Хотя Вилис свое предложение внес скорей шутки ради, тем не менее оно сразу оживило ребят.
— А почему бы и нет?! Права и доверенность у меня есть, — тон у Альберта был вызывающий. — Если бы Варис еще раз прогулялся к моей мамаше и сказал, что по заданию органов милиции…
— Нет, нет, до наступления темноты я не могу появляться в нашем районе! Тот ворюга ведь не отдает бабушке шмотки. А еще раз выслушать, какие она привезла нам подарки — это свыше моих сил. Мы с Расмой прикинули, что в багажном шкафчике уместилось не менее двух контейнеров груза.
— А если попробовать по телефону? — Лайла не желала так легко отказаться от заманчивой перспективы.
— Не пройдет номер… — покачал головой Альберт. — Вот если бы кто-нибудь из Варисовых предков позвонил, а так…
— Тебе все-таки удалось родиться в солидном семействе, — сказал Варису Эдгар, младший сын почтового работника-пенсионера.

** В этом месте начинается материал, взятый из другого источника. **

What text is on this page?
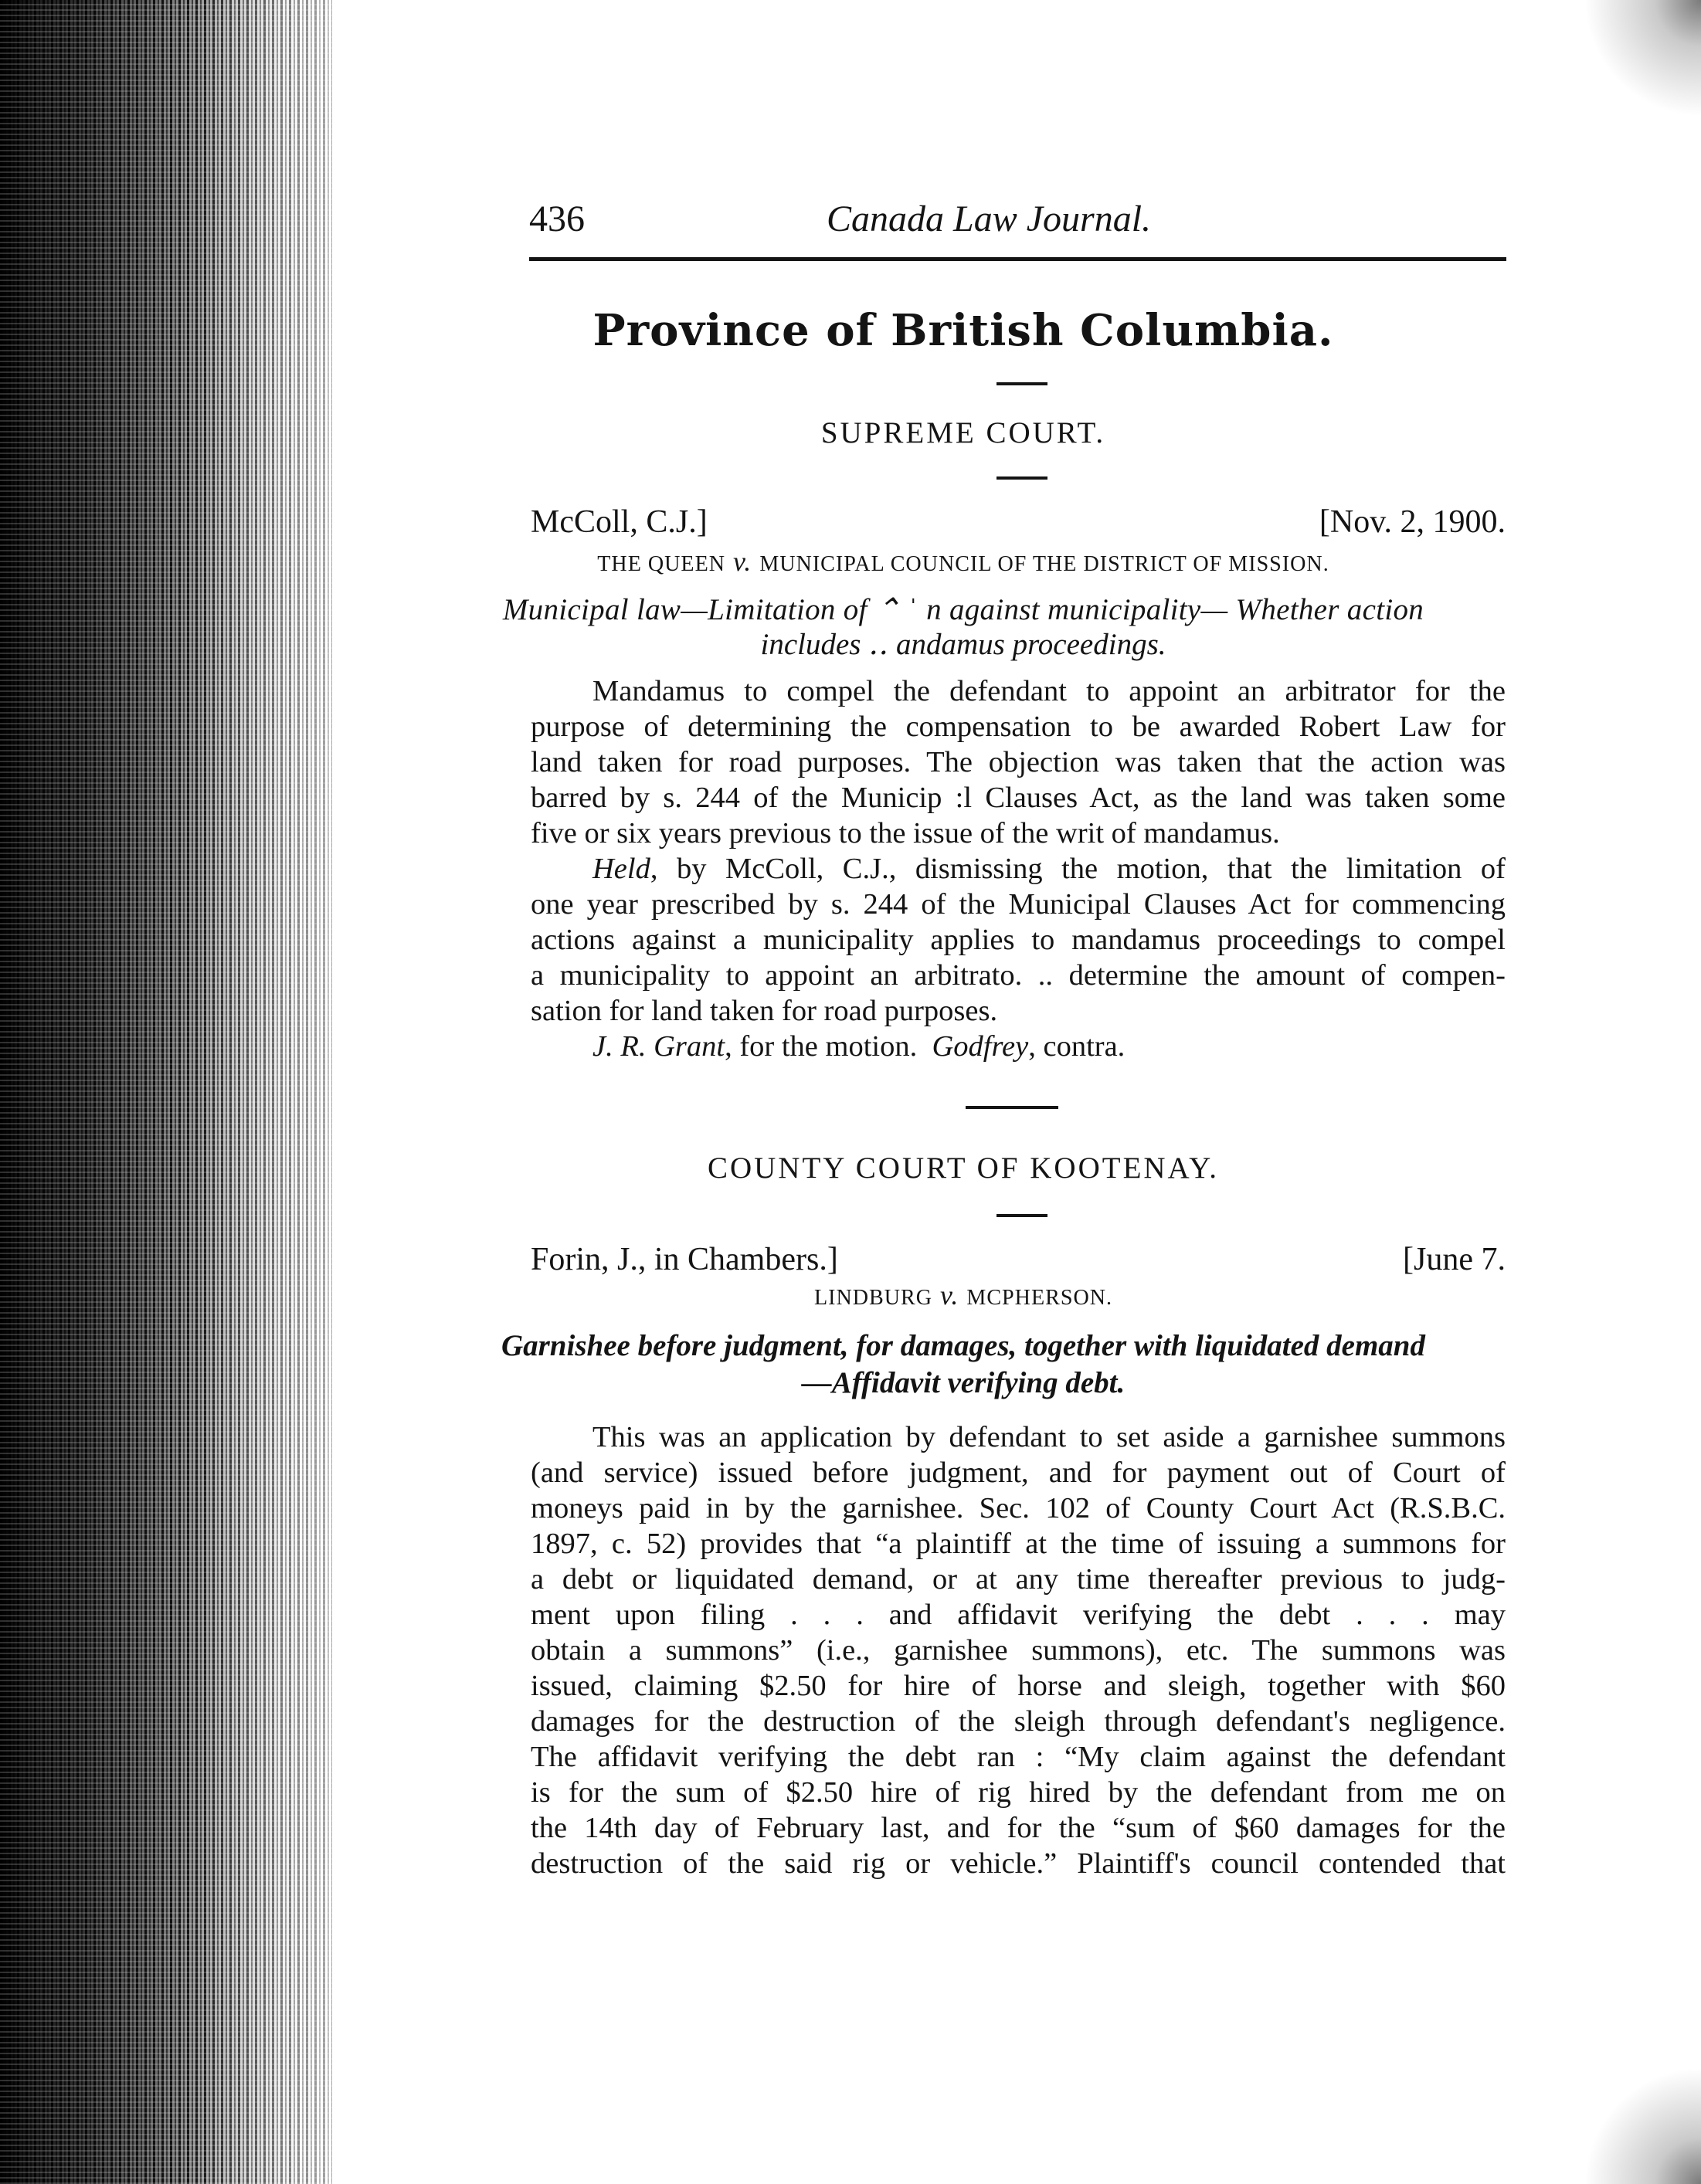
436	Canada Law Journal.
Province of British Columbia.
SUPREME COURT.
McColl, C.J.]	[Nov. 2, 1900.
THE QUEEN v. MUNICIPAL COUNCIL OF THE DISTRICT OF MISSION.
Municipal law—Limitation of ⌃ ˈ n against municipality— Whether action
includes ‥ andamus proceedings.
Mandamus to compel the defendant to appoint an arbitrator for the
purpose of determining the compensation to be awarded Robert Law for
land taken for road purposes. The objection was taken that the action was
barred by s. 244 of the Municip :l Clauses Act, as the land was taken some
five or six years previous to the issue of the writ of mandamus.
Held, by McColl, C.J., dismissing the motion, that the limitation of
one year prescribed by s. 244 of the Municipal Clauses Act for commencing
actions against a municipality applies to mandamus proceedings to compel
a municipality to appoint an arbitrato. .. determine the amount of compen-
sation for land taken for road purposes.
J. R. Grant, for the motion. Godfrey, contra.
COUNTY COURT OF KOOTENAY.
Forin, J., in Chambers.]	[June 7.
LINDBURG v. MCPHERSON.
Garnishee before judgment, for damages, together with liquidated demand
—Affidavit verifying debt.
This was an application by defendant to set aside a garnishee summons
(and service) issued before judgment, and for payment out of Court of
moneys paid in by the garnishee. Sec. 102 of County Court Act (R.S.B.C.
1897, c. 52) provides that “a plaintiff at the time of issuing a summons for
a debt or liquidated demand, or at any time thereafter previous to judg-
ment upon filing . . . and affidavit verifying the debt . . . may
obtain a summons” (i.e., garnishee summons), etc. The summons was
issued, claiming $2.50 for hire of horse and sleigh, together with $60
damages for the destruction of the sleigh through defendant's negligence.
The affidavit verifying the debt ran : “My claim against the defendant
is for the sum of $2.50 hire of rig hired by the defendant from me on
the 14th day of February last, and for the “sum of $60 damages for the
destruction of the said rig or vehicle.” Plaintiff's council contended that
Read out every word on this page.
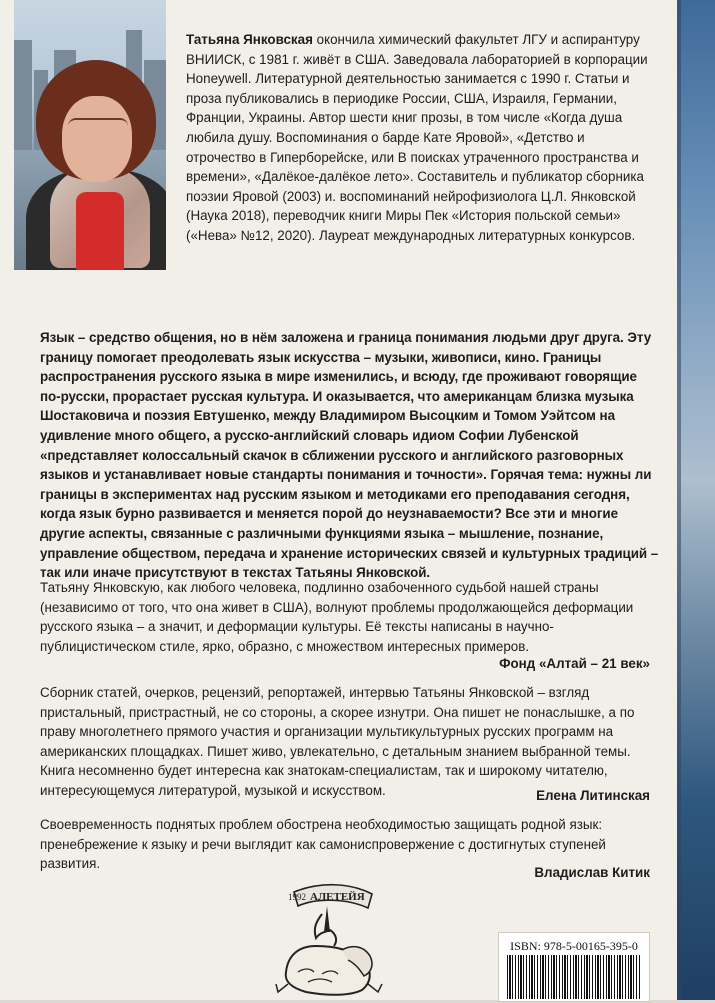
Татьяна Янковская окончила химический факультет ЛГУ и аспирантуру ВНИИСК, с 1981 г. живёт в США. Заведовала лабораторией в корпорации Honeywell. Литературной деятельностью занимается с 1990 г. Статьи и проза публиковались в периодике России, США, Израиля, Германии, Франции, Украины. Автор шести книг прозы, в том числе «Когда душа любила душу. Воспоминания о барде Кате Яровой», «Детство и отрочество в Гиперборейске, или В поисках утраченного пространства и времени», «Далёкое-далёкое лето». Составитель и публикатор сборника поэзии Яровой (2003) и. воспоминаний нейрофизиолога Ц.Л. Янковской (Наука 2018), переводчик книги Миры Пек «История польской семьи» («Нева» №12, 2020). Лауреат международных литературных конкурсов.
Язык – средство общения, но в нём заложена и граница понимания людьми друг друга. Эту границу помогает преодолевать язык искусства – музыки, живописи, кино. Границы распространения русского языка в мире изменились, и всюду, где проживают говорящие по-русски, прорастает русская культура. И оказывается, что американцам близка музыка Шостаковича и поэзия Евтушенко, между Владимиром Высоцким и Томом Уэйтсом на удивление много общего, а русско-английский словарь идиом Софии Лубенской «представляет колоссальный скачок в сближении русского и английского разговорных языков и устанавливает новые стандарты понимания и точности». Горячая тема: нужны ли границы в экспериментах над русским языком и методиками его преподавания сегодня, когда язык бурно развивается и меняется порой до неузнаваемости? Все эти и многие другие аспекты, связанные с различными функциями языка – мышление, познание, управление обществом, передача и хранение исторических связей и культурных традиций – так или иначе присутствуют в текстах Татьяны Янковской.
Татьяну Янковскую, как любого человека, подлинно озабоченного судьбой нашей страны (независимо от того, что она живет в США), волнуют проблемы продолжающейся деформации русского языка – а значит, и деформации культуры. Её тексты написаны в научно-публицистическом стиле, ярко, образно, с множеством интересных примеров.
Фонд «Алтай – 21 век»
Сборник статей, очерков, рецензий, репортажей, интервью Татьяны Янковской – взгляд пристальный, пристрастный, не со стороны, а скорее изнутри. Она пишет не понаслышке, а по праву многолетнего прямого участия и организации мультикультурных русских программ на американских площадках. Пишет живо, увлекательно, с детальным знанием выбранной темы. Книга несомненно будет интересна как знатокам-специалистам, так и широкому читателю, интересующемуся литературой, музыкой и искусством.	Елена Литинская
Своевременность поднятых проблем обострена необходимостью защищать родной язык: пренебрежение к языку и речи выглядит как самониспровержение с достигнутых ступеней развития.
Владислав Китик
1992 АЛЕТЕЙЯ
ISBN: 978-5-00165-395-0
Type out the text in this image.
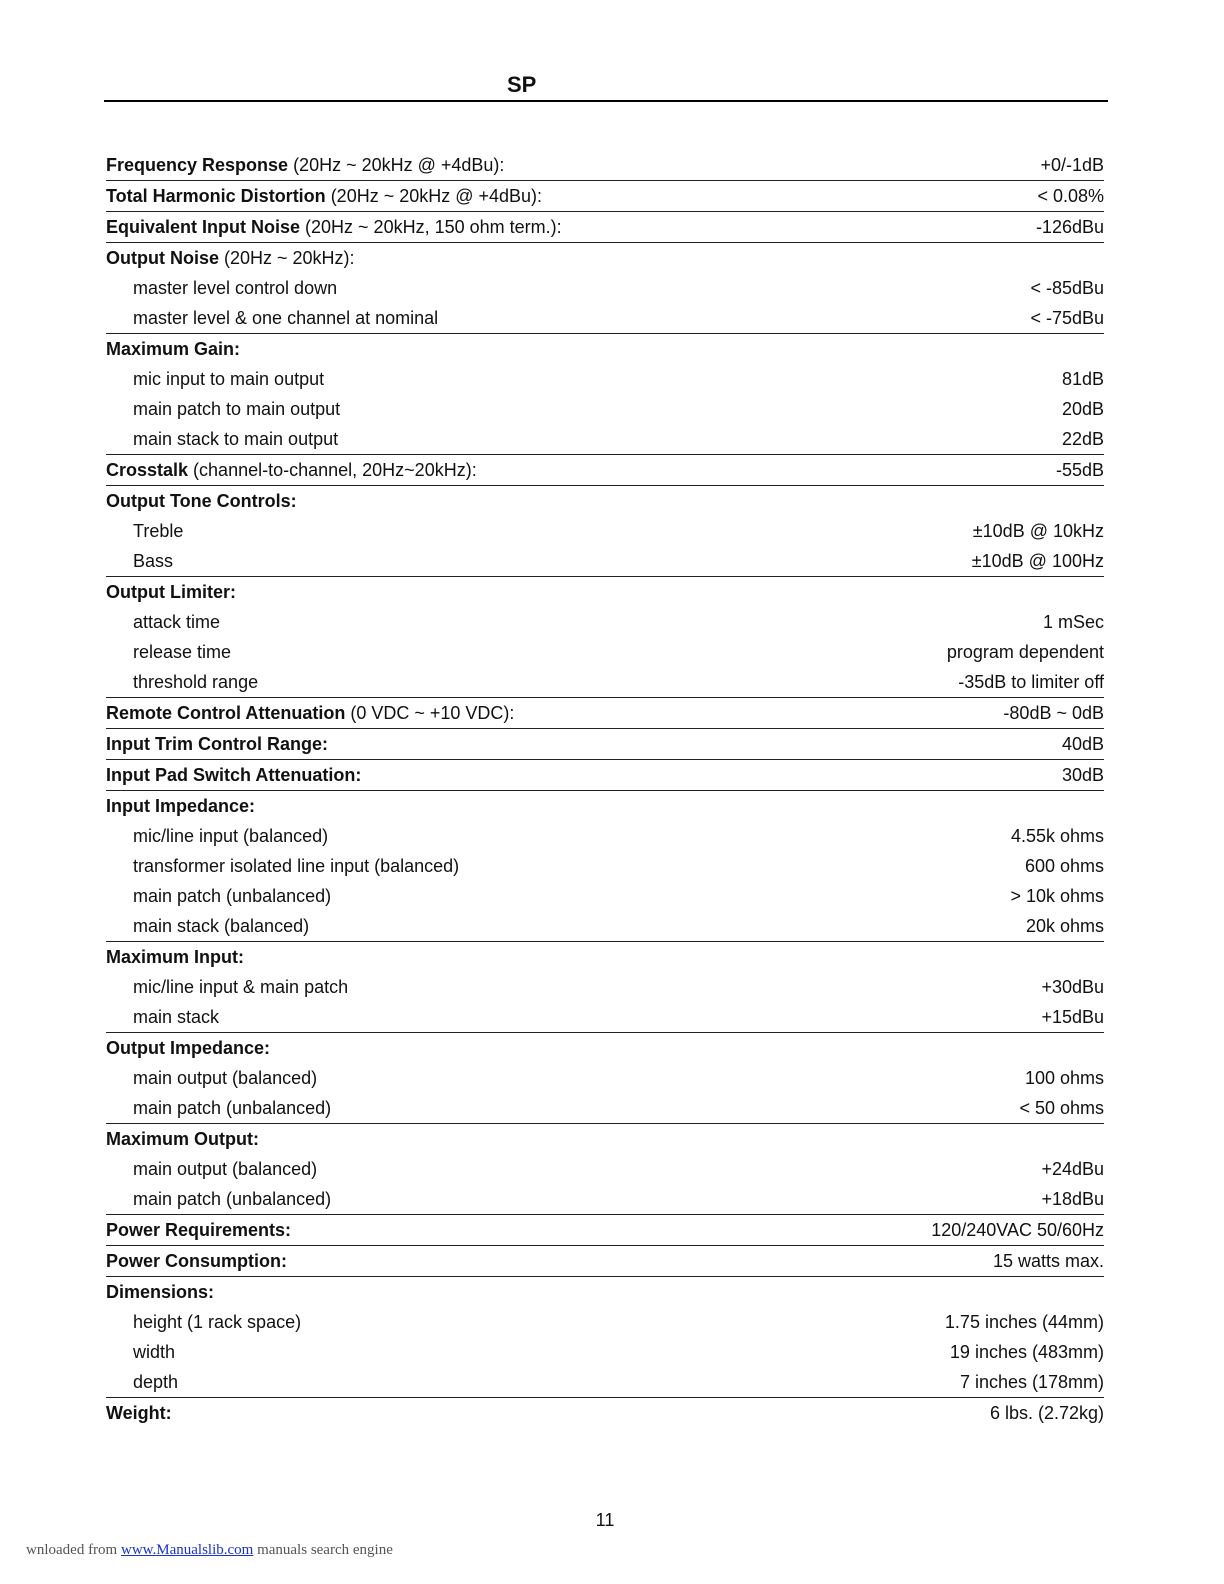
SP
Frequency Response (20Hz ~ 20kHz @ +4dBu):	+0/-1dB
Total Harmonic Distortion (20Hz ~ 20kHz @ +4dBu):	< 0.08%
Equivalent Input Noise (20Hz ~ 20kHz, 150 ohm term.):	-126dBu
Output Noise (20Hz ~ 20kHz):
master level control down	< -85dBu
master level & one channel at nominal	< -75dBu
Maximum Gain:
mic input to main output	81dB
main patch to main output	20dB
main stack to main output	22dB
Crosstalk (channel-to-channel, 20Hz~20kHz):	-55dB
Output Tone Controls:
Treble	±10dB @ 10kHz
Bass	±10dB @ 100Hz
Output Limiter:
attack time	1 mSec
release time	program dependent
threshold range	-35dB to limiter off
Remote Control Attenuation (0 VDC ~ +10 VDC):	-80dB ~ 0dB
Input Trim Control Range:	40dB
Input Pad Switch Attenuation:	30dB
Input Impedance:
mic/line input (balanced)	4.55k ohms
transformer isolated line input (balanced)	600 ohms
main patch (unbalanced)	> 10k ohms
main stack (balanced)	20k ohms
Maximum Input:
mic/line input & main patch	+30dBu
main stack	+15dBu
Output Impedance:
main output (balanced)	100 ohms
main patch (unbalanced)	< 50 ohms
Maximum Output:
main output (balanced)	+24dBu
main patch (unbalanced)	+18dBu
Power Requirements:	120/240VAC 50/60Hz
Power Consumption:	15 watts max.
Dimensions:
height (1 rack space)	1.75 inches (44mm)
width	19 inches (483mm)
depth	7 inches (178mm)
Weight:	6 lbs. (2.72kg)
11
wnloaded from www.Manualslib.com manuals search engine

— Отец — милиционер, мать — учительница, — ехидствовал Альберт. — Для преступника — идеальное родословное дерево…
— И все же они хорошие люди! — неожиданно серьезно сказал Варис.
К группе ребят ленивой, развинченной походкой приближалась Ингрида. В первый момент Альберт даже не узнал свою недавнюю пассажирку — настолько изменилась внешность девушки. Теперь на ней было простое коротенькое платьице, и были видны ее длинные красивые ноги. Лицо ненакрашено, круглый лоб, огромные темные глаза, чуть припухшая верхняя губа. Она показалась ребятам веселой и бесшабашной девушкой. Такие сидели рядом с ними за партой в одиннадцатом классе.
— Да здравствует цвет и будущее народа! — она направилась прямиком к Альберту. — Дай закурить, адский водитель!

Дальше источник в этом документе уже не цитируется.